En los últimos tiempos, la NASA ha dado a conocer al mundo fotografías recientes de la Tierra tomadas desde el espacio. El avance tecnológico ha permitido reunir una base de datos de imágenes desde satélite con más de 600.000 fotografías extraordinariamente nítidas de la superficie terrestre, y con la más alta calidad que se haya hecho jamás.

Todo el planeta ha sido escaneado a una resolución de 15 metros por pixel, lo que permite ver con claridad cualquier estructura realizada por el hombre, o cualquier accidente geográfico importante. Algunas fotos muestran detalles de la Tierra más pequeños que seis metros – casi el tamaño de un autobús.

Es impresionante ver algunas imágenes, en especial aquellas que muestran al globo terráqueo como flotando en el espacio. De azul intenso, los océanos; los continentes en tonalidades amarillas, verdes y ocres; los casquetes polares cubiertos de nieve. Realmente espectacular, hermoso. Su contemplación nos hace evocar Génesis 1:31: «Y vio Dios todo lo que había hecho y he aquí que era bueno en gran manera».

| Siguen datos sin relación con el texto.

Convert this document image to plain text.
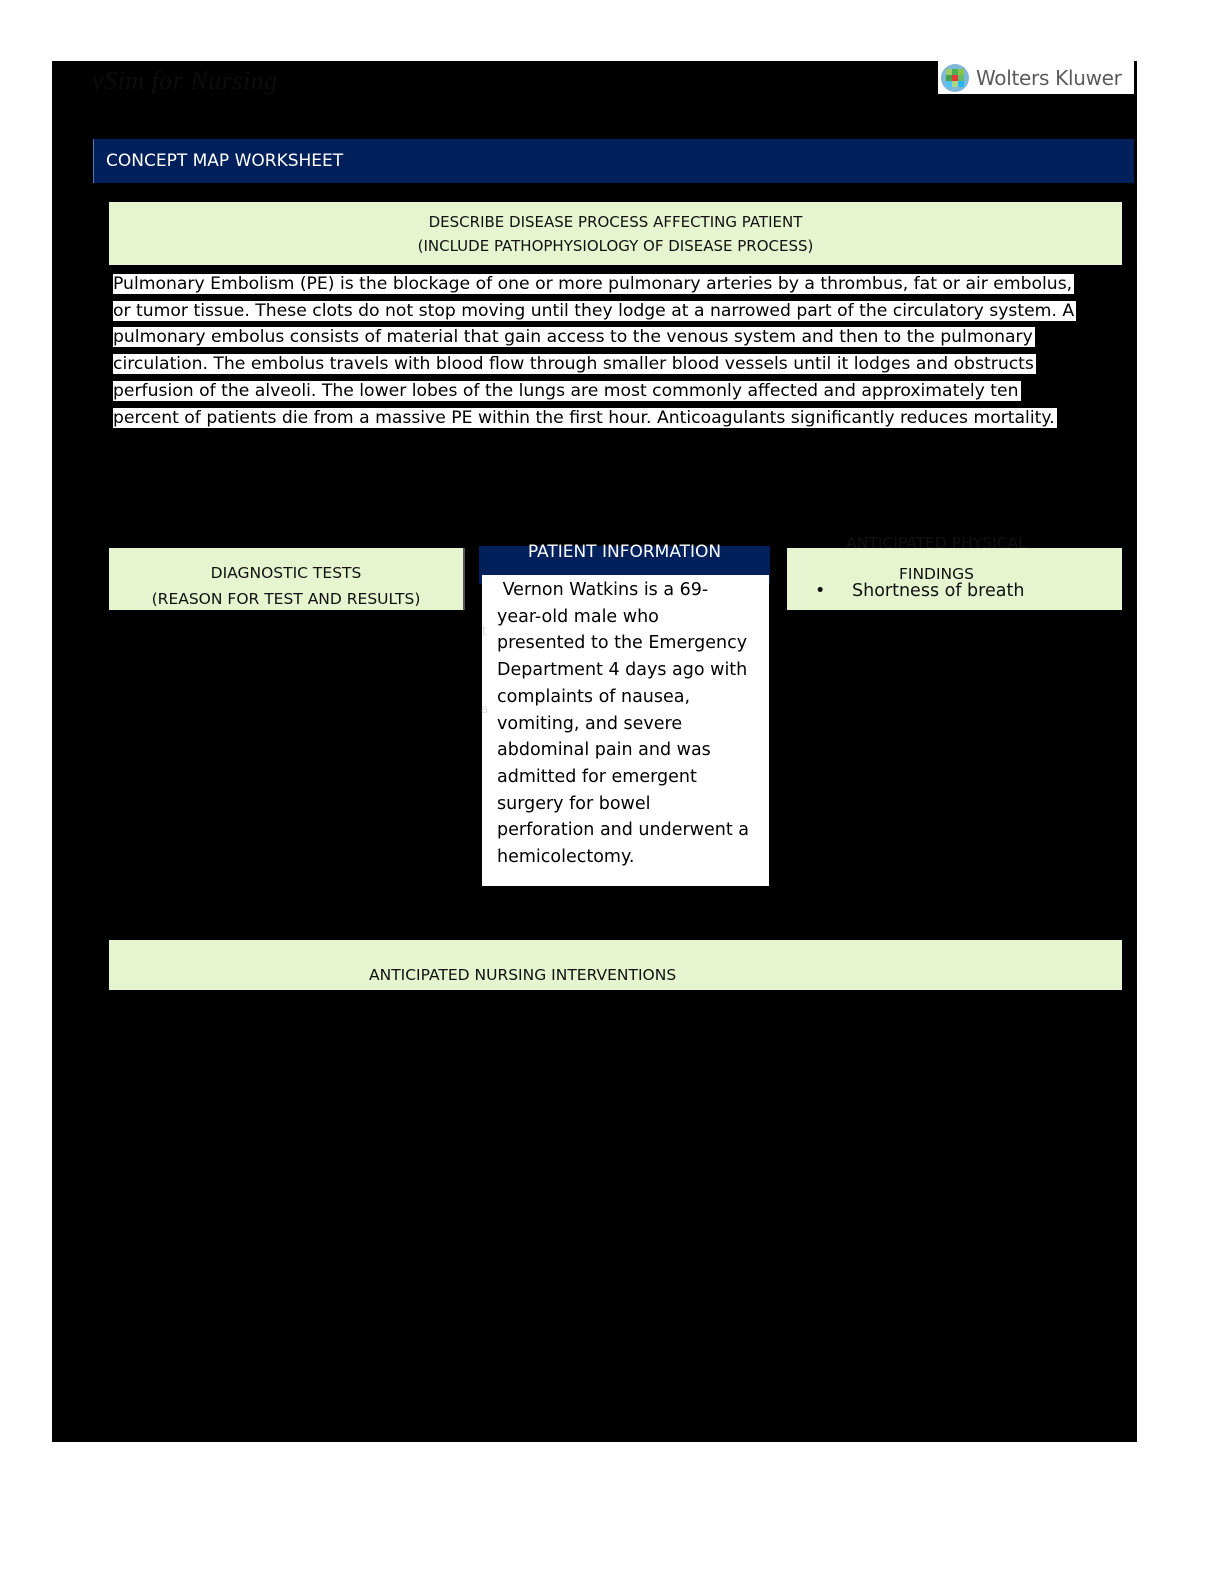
vSim for Nursing	Wolters Kluwer
CONCEPT MAP WORKSHEET
DESCRIBE DISEASE PROCESS AFFECTING PATIENT
(INCLUDE PATHOPHYSIOLOGY OF DISEASE PROCESS)
Pulmonary Embolism (PE) is the blockage of one or more pulmonary arteries by a thrombus, fat or air embolus,
or tumor tissue. These clots do not stop moving until they lodge at a narrowed part of the circulatory system. A
pulmonary embolus consists of material that gain access to the venous system and then to the pulmonary
circulation. The embolus travels with blood flow through smaller blood vessels until it lodges and obstructs
perfusion of the alveoli. The lower lobes of the lungs are most commonly affected and approximately ten
percent of patients die from a massive PE within the first hour. Anticoagulants significantly reduces mortality.
DIAGNOSTIC TESTS
(REASON FOR TEST AND RESULTS)
PATIENT INFORMATION
Vernon Watkins is a 69-
year-old male who
presented to the Emergency
Department 4 days ago with
complaints of nausea,
vomiting, and severe
abdominal pain and was
admitted for emergent
surgery for bowel
perforation and underwent a
hemicolectomy.
t
a
ANTICIPATED PHYSICAL
FINDINGS
•	Shortness of breath
ANTICIPATED NURSING INTERVENTIONS
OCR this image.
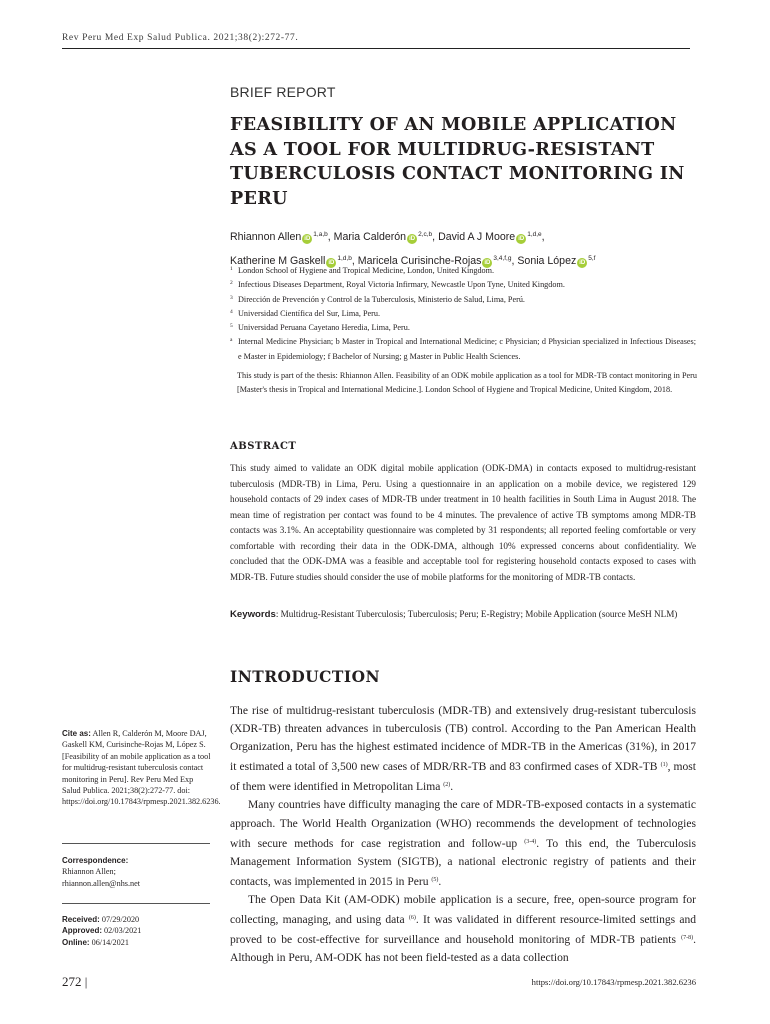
Rev Peru Med Exp Salud Publica. 2021;38(2):272-77.
BRIEF REPORT
FEASIBILITY OF AN MOBILE APPLICATION
AS A TOOL FOR MULTIDRUG-RESISTANT
TUBERCULOSIS CONTACT MONITORING IN
PERU
Rhiannon Allen iD$^{1,a,b}$, Maria Calderón iD$^{2,c,b}$, David A J Moore iD$^{1,d,e}$,
Katherine M Gaskell iD$^{1,d,b}$, Maricela Curisinche-Rojas iD$^{3,4,f,g}$, Sonia López iD$^{5,f}$
1 London School of Hygiene and Tropical Medicine, London, United Kingdom.
2 Infectious Diseases Department, Royal Victoria Infirmary, Newcastle Upon Tyne, United Kingdom.
3 Dirección de Prevención y Control de la Tuberculosis, Ministerio de Salud, Lima, Perú.
4 Universidad Científica del Sur, Lima, Peru.
5 Universidad Peruana Cayetano Heredia, Lima, Peru.
a Internal Medicine Physician; b Master in Tropical and International Medicine; c Physician; d Physician specialized in Infectious Diseases; e Master in Epidemiology; f Bachelor of Nursing; g Master in Public Health Sciences.
This study is part of the thesis: Rhiannon Allen. Feasibility of an ODK mobile application as a tool for MDR-TB contact monitoring in Peru [Master's thesis in Tropical and International Medicine.]. London School of Hygiene and Tropical Medicine, United Kingdom, 2018.
ABSTRACT
This study aimed to validate an ODK digital mobile application (ODK-DMA) in contacts exposed to multidrug-resistant tuberculosis (MDR-TB) in Lima, Peru. Using a questionnaire in an application on a mobile device, we registered 129 household contacts of 29 index cases of MDR-TB under treatment in 10 health facilities in South Lima in August 2018. The mean time of registration per contact was found to be 4 minutes. The prevalence of active TB symptoms among MDR-TB contacts was 3.1%. An acceptability questionnaire was completed by 31 respondents; all reported feeling comfortable or very comfortable with recording their data in the ODK-DMA, although 10% expressed concerns about confidentiality. We concluded that the ODK-DMA was a feasible and acceptable tool for registering household contacts exposed to cases with MDR-TB. Future studies should consider the use of mobile platforms for the monitoring of MDR-TB contacts.
Keywords: Multidrug-Resistant Tuberculosis; Tuberculosis; Peru; E-Registry; Mobile Application (source MeSH NLM)
INTRODUCTION

The rise of multidrug-resistant tuberculosis (MDR-TB) and extensively drug-resistant tuberculosis (XDR-TB) threaten advances in tuberculosis (TB) control. According to the Pan American Health Organization, Peru has the highest estimated incidence of MDR-TB in the Americas (31%), in 2017 it estimated a total of 3,500 new cases of MDR/RR-TB and 83 confirmed cases of XDR-TB $^{(1)}$, most of them were identified in Metropolitan Lima $^{(2)}$.

Many countries have difficulty managing the care of MDR-TB-exposed contacts in a systematic approach. The World Health Organization (WHO) recommends the development of technologies with secure methods for case registration and follow-up $^{(3-4)}$. To this end, the Tuberculosis Management Information System (SIGTB), a national electronic registry of patients and their contacts, was implemented in 2015 in Peru $^{(5)}$.

The Open Data Kit (AM-ODK) mobile application is a secure, free, open-source program for collecting, managing, and using data $^{(6)}$. It was validated in different resource-limited settings and proved to be cost-effective for surveillance and household monitoring of MDR-TB patients $^{(7-8)}$. Although in Peru, AM-ODK has not been field-tested as a data collection

Cite as: Allen R, Calderón M, Moore DAJ, Gaskell KM, Curisinche-Rojas M, López S. [Feasibility of an mobile application as a tool for multidrug-resistant tuberculosis contact monitoring in Peru]. Rev Peru Med Exp Salud Publica. 2021;38(2):272-77. doi: https://doi.org/10.17843/rpmesp.2021.382.6236.
Correspondence:
Rhiannon Allen;
rhiannon.allen@nhs.net
Received: 07/29/2020
Approved: 02/03/2021
Online: 06/14/2021
272 |	https://doi.org/10.17843/rpmesp.2021.382.6236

Desde la altura a la que ha podido alcanzar el ser humano, aún se percibe la hermosura de la creación; sin embargo, quienes vivimos hoy en la Tierra vemos cuál ha sido el resultado de la acción del hombre sobre su entorno.

Pero hay otra visión desde un punto de vista mucho más elevado –y paradójicamente, más profundo– que escudriña al tercer planeta del sistema solar y a sus moradores. Es la mirada de nuestro Dios, desde el lugar más alto del universo: su trono de gloria.

Es seguro que el Señor se duele al contemplar el estado actual de su creación, y muy en especial del hombre, a quien creó para que señorease sobre Su obra. Sus ojos todo lo escudriñan, incluso aquello que las imágenes satelitales nunca podrán revelar: el corazón de cada ser humano.

Si bien el hombre seguirá afinando sus instrumentos para registrar la apariencia externa del micro y macrocosmos, su ciencia nunca podrá resolver el misterio acerca del alma humana, ni mejorar por sí mismo su lamentable condición.

«Él señorea con su poder para siempre; sus ojos atalayan sobre las naciones» (Sal. 66:7). Solo a los ojos del Señor aparece todo con absoluta claridad. Nada se oculta a su mirada. El Dios Todopoderoso se humilla a observarnos desde las alturas, con una expresión permanente e invariable de amor.

«Porque miró desde lo alto de su santuario; el Señor miró desde los cielos a la tierra, para oír el gemido de los presos, para soltar a los sentenciados a muerte» (Sal. 102:19-20). En verdad, no solo nos mira. Con ternura inefable, nos hace oír su voz, invitándonos a reflejar su mirada de amor: «Mirad a mí, y sed salvos, todos los términos de la tierra, porque yo soy Dios, y no hay más» (Is. 45:22).